Going forward, the “loan-assisting” model will likely go away, and instead Ant will have to provide at least 30% of funding for joint loans with banks, Yuan Zheqi, an analyst from Ping An Securities said.
“The ‘loan-assisting’ model will evolve into a new type of service in which Ant helps drive traffic and analyze data for the banks, while the banks design the loan products and determine the pricing,” Yuan said.
“The banks will be able to display their own brand names, which will be beneficial to their brand building,” an executive from a consumer finance firm said.
Need to bolster capital base
The new consumer finance unit would need to further bolster its capital base to meet regulatory requirements on capital adequacy.
According to China’s online lending rules, Ant needs to increase its registered capital of the Chongqing consumer finance firm to 51 billion yuan ($8 billion), up from the current 8 billion yuan ($1.3 billion), according to the analysis of Ping An Securities.
“The online lending rules ask that internet companies provide at least 30% of funding for loans. Based on the balance of Huabei and Jiebei loans as of the end of the first half of 2020 revealed in its prospectus, which was 1.7 trillion yuan ($266 billion), Ant’s consumer finance firm needs to have at least 51 billion yuan (8 billion) of capital,” Yuan said.

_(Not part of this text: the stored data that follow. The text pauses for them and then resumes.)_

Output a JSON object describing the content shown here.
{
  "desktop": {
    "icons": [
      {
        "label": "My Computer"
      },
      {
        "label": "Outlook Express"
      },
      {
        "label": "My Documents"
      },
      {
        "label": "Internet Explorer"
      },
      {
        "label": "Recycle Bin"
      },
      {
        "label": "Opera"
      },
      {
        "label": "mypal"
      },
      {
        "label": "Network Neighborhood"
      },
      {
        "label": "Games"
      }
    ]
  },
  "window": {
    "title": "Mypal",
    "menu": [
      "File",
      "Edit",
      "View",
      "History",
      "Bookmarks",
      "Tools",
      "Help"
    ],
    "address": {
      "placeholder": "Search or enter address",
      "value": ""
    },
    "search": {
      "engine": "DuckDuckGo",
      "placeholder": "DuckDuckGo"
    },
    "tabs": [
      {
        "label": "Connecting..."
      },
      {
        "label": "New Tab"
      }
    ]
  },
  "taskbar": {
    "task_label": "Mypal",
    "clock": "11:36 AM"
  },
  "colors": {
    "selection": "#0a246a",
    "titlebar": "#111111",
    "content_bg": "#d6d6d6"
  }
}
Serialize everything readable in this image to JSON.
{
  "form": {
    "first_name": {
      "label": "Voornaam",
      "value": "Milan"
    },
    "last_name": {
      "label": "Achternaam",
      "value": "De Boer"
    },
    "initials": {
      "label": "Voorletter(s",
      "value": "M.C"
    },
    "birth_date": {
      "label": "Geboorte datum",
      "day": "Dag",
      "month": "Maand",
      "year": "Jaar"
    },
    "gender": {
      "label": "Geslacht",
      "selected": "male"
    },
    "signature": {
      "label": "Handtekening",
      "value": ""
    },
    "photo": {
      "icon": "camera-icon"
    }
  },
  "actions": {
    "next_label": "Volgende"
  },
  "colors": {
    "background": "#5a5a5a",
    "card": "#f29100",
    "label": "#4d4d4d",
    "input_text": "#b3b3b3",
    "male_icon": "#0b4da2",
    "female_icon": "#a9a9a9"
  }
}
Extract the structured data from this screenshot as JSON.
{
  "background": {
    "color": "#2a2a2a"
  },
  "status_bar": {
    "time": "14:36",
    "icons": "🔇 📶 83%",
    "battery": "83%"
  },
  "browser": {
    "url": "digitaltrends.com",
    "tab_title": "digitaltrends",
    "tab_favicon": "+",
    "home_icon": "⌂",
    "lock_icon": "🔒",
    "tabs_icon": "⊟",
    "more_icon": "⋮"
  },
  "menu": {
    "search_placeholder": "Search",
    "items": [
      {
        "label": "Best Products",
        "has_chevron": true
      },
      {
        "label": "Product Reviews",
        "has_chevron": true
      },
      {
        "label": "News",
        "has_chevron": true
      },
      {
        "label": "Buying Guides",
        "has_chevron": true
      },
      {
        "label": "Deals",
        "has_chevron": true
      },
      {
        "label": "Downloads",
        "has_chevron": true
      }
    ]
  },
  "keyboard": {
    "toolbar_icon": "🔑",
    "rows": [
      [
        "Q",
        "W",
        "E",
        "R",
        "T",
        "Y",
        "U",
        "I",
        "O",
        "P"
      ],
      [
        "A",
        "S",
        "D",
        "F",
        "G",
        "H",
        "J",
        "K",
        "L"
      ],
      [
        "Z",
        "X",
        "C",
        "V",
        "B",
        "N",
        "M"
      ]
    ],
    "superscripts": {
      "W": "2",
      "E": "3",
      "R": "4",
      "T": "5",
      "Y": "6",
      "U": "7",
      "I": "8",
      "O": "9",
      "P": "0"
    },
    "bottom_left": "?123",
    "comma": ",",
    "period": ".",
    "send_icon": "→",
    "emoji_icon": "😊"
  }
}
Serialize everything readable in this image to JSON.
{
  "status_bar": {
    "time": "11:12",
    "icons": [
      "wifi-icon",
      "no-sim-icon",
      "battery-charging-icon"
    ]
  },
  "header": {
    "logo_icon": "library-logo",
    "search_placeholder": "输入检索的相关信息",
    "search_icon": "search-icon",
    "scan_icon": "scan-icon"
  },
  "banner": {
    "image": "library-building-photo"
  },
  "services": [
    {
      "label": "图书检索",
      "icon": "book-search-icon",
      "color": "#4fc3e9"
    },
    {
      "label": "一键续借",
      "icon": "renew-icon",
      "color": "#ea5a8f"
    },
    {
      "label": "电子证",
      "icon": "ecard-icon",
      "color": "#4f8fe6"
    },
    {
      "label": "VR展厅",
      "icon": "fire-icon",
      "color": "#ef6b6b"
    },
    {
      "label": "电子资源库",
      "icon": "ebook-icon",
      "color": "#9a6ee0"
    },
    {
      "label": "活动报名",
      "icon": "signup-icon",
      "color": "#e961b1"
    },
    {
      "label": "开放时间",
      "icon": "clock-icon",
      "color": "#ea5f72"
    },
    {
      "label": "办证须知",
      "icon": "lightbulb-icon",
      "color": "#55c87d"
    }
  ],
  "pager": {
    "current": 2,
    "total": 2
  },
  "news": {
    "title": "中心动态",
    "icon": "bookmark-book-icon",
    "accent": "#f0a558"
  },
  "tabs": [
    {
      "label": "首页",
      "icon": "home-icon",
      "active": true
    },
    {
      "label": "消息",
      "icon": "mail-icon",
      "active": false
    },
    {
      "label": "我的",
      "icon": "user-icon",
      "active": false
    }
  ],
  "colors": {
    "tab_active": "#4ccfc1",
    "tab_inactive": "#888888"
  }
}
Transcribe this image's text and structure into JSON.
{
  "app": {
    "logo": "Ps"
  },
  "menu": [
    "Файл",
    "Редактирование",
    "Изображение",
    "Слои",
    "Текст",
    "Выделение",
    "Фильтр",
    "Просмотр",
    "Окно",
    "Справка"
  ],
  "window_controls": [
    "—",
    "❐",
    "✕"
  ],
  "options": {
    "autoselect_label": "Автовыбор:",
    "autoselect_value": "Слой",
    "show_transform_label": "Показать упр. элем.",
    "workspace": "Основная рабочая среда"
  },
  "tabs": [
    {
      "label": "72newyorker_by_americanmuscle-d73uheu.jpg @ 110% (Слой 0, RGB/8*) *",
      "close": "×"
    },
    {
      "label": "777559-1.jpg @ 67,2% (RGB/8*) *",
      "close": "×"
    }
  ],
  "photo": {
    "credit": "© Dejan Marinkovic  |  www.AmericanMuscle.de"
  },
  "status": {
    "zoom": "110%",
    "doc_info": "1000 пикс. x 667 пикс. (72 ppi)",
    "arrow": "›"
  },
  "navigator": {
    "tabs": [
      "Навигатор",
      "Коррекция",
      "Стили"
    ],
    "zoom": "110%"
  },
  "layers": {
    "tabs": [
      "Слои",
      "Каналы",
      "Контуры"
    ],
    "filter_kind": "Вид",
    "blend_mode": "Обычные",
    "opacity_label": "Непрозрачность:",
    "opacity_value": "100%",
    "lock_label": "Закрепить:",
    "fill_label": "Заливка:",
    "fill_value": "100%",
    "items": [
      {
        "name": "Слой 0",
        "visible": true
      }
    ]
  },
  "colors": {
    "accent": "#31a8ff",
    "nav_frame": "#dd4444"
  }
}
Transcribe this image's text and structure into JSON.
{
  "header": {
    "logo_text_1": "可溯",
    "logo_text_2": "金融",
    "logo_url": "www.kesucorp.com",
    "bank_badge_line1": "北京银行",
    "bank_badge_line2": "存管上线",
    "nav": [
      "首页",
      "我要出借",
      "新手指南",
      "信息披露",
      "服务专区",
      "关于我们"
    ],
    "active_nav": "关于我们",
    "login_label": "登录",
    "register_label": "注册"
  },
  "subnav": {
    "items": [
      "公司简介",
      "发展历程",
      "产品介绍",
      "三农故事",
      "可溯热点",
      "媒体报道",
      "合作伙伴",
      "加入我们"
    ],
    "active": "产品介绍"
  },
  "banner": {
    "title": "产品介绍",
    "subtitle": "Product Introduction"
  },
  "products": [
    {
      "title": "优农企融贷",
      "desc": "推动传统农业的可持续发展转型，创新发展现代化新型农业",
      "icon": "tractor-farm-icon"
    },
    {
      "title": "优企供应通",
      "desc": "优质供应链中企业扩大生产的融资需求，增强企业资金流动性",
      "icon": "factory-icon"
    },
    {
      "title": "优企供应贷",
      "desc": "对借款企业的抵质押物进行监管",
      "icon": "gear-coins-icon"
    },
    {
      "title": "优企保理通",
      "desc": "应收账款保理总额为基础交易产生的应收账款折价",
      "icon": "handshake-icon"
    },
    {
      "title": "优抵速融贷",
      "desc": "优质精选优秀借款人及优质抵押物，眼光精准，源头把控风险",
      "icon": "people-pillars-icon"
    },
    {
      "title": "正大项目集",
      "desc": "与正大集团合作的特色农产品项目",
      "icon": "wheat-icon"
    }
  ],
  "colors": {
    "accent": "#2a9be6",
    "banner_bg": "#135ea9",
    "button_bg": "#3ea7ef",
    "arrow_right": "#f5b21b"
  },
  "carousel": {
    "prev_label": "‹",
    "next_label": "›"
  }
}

Still, analysts from Zhongtai Securities expect Ant’s consumer finance firm to be the largest of its kind in China, with a 40% market share.
The new unit is expected to record a net profit between 19-23 billion yuan ($3 billion to $3.6 billion) on revenues of 770 billion yuan ($120 billion) this year, assuming that the net profit margin is 25-30%, Dai Zhifeng, an analyst from Zhongtai Securities said.